En français, on utilise deux mots proches : mondialisation et globalisation. Je préfère employer celui de « globalisations » au pluriel. Ce que l’on nomme mondialisation recouvre en fait plusieurs processus combinés de globalisation. Ces processus ont été rendus possibles par deux innovations techniques majeures : Internet et le container, et par la volonté politique des États les plus riches d’ouvrir plus largement leurs frontières à la cir­culation des marchandises, des monnaies et des informations, mais pas des hommes.

Il y a d’abord la globalisation des firmes. Dans les années 1960, on parlait de firmes multinationales (FMN), mais cette notion n’est plus adaptée. Ford était une multinationale dans le sens ou elle produisait de A à Z des voitures différentes dans plusieurs continents. Le commerce international de biens manufacturés concernait alors pour l’essentiel des produits finis. Aujourd’hui, une firme globale peut faire éclater la « chaîne de valeur » d’un bien final et mettre tous les territoires en concurrence pour la localisation de ses fournisseurs et de ses propres activités, de la recherche & développement (R&D) à la commercialisation, en passant par la conception, la fabrication des composants puis le montage. C’est le cas pour nos téléphones portables par exemple. En conséquence, plus de la moitié des échanges mondiaux sont des échanges de composants, intrafirmes.

Il y a ensuite la globalisation financière, résultat de la liberté bien plus grande (totale entre pays riches) de circulation de la monnaie et des titres.

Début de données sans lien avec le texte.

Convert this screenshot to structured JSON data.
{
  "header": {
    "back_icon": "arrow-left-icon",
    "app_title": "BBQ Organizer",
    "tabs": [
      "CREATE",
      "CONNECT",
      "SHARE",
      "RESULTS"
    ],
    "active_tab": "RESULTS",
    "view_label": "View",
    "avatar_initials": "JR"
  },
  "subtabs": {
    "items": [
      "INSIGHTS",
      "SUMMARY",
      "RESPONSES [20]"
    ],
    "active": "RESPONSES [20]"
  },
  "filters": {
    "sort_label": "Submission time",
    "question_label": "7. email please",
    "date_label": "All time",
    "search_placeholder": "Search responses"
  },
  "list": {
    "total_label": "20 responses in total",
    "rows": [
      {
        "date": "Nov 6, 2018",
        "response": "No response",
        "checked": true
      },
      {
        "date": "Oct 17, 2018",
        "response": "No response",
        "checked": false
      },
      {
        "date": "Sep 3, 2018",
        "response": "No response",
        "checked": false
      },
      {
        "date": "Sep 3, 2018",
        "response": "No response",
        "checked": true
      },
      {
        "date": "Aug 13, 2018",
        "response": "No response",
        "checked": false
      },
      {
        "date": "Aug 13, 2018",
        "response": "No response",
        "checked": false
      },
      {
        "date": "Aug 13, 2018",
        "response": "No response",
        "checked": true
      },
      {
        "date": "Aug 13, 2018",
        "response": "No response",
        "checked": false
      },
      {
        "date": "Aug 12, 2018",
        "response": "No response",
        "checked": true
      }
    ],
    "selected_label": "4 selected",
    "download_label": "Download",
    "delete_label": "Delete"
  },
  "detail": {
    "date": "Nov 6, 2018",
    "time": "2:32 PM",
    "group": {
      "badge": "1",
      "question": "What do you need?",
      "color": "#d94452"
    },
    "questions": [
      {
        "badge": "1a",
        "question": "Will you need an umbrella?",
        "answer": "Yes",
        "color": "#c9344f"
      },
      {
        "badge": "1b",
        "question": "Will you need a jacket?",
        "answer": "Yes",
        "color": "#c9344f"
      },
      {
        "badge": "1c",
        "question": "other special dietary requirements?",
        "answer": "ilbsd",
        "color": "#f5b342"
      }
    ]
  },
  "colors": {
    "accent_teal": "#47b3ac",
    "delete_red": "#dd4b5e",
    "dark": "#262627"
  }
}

La globalisation numérique, avec Internet, a permis la globalisation des firmes et grandement facilité celle de la finance. Mais avec les réseaux sociaux et les nouveaux médias qu’elle a engendrés, elle bouleverse la vision que les gens peuvent avoir des autres et du monde, avec des conséquences économiques et politiques considérables et encore difficiles à estimer.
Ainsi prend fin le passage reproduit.